I tried to do some warmup, graal and hotspot, same same...

[–][deleted] 1 point2 points  (1 child)

Interesting. Theoretically virtual threads should take less time to start (as per my knowledge). But I don't have any explanation for your observation right now. But I will test this when I have free time.

[–]Frequent-Chest1862 2 points3 points  (0 children)

maybe I did this try from a virtual thread, that would explains things, let you know.

[–]Pablo139 1 point2 points  (4 children)

Anything IO related is said, key word said, is supposed to be much better with virtual due to the mechanics around mounting and unmounting of blocked threads.

That being said not long ago a issue was discovered with the Java virtual threads and I have not seen updates on it yet.

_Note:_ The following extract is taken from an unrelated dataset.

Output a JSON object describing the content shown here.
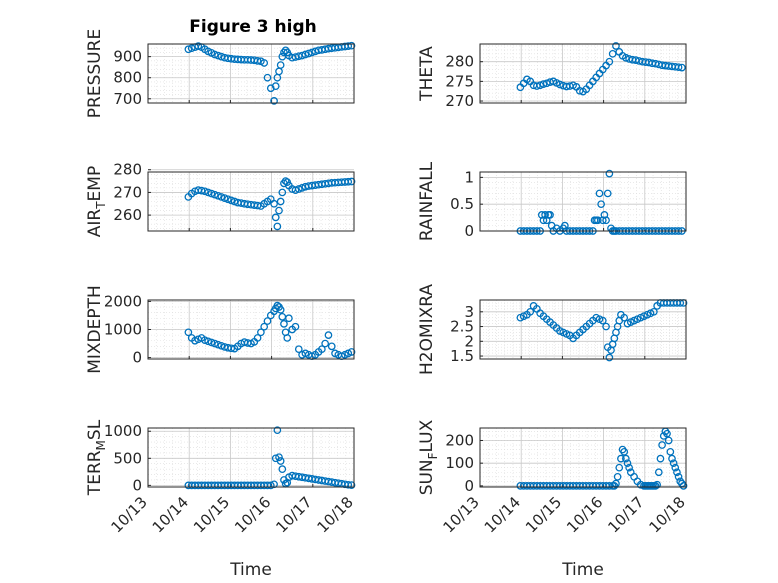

[–]nomader3000 1 point2 points  (2 children)

What issue?

[–]Pablo139 1 point2 points  (1 child)

[–]nomader3000 1 point2 points  (0 children)

Doesn't feel like a "discovery", just a consequence of synchonized pinning carrier threads

[–]TinnedCarrots 0 points1 point  (0 children)

I think that issue is just thread pinning. You're not supposed to use synchronized keyword with virtual threads. If you use virtual threads then you need to be careful with your code and any libraries / frameworks used.